The predicted foresight closely mirrors the ground-truth future in task-relevant regions while diverging from the current observation precisely where manipulation is expected. The cosine distance map (rightmost column, warmer colors = more anticipated change) confirms that System-2 is not merely reconstructing the current scene—it is actively anticipating meaningful state transitions, generating a coherent “visual roadmap” for System-1 to follow.

Latent foresight visualization
PCA visualization of latent features. Predicted foresight aligns with the ground-truth future in task-relevant regions. The cosine distance heatmap (right) reveals where the model anticipates the greatest change.

Where do we go from here?

We demonstrated that decoupling a VLM’s cognitive intent from a policy’s physical actions via latent world modeling yields a highly data-efficient and generalizable VLA. DIAL achieves state-of-the-art results in simulation and seamlessly transfers to real-world humanoid manipulation. Its two-stage training paradigm allows action-aware gradients to refine the VLM in a controlled manner, avoiding the representation collapse that commonly plagues naive end-to-end VLA training.
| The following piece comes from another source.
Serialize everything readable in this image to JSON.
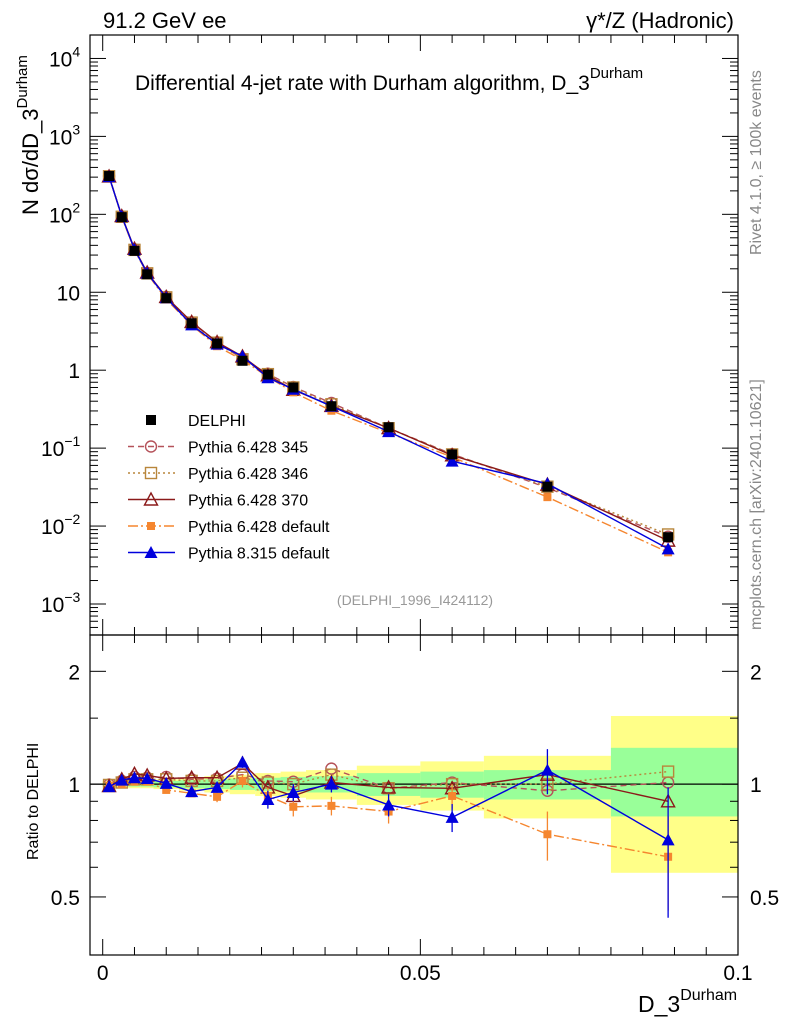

Several directions can extend this framework. On the architecture side, scaling up System-1’s capacity, compressing latent tokens for efficiency, and fine-tuning the ViT encoder end-to-end are natural next steps. On the data side, DIAL’s predictive objective is well-suited to leverage massive, action-free human videos, since latent world modeling requires only visual observations and no action labels.

Looking ahead, DIAL’s decoupled design opens a modular path for robotic intelligence. Because System-1 and System-2 communicate solely through a shared latent interface, motor experts trained for a specific robot can be paired with increasingly capable VLMs as they become available, without retraining the entire pipeline. More broadly, integrating latent world modeling into VLM pre-training itself could produce foundation models with a native understanding of physical dynamics, further closing the gap between semantic reasoning and embodied control.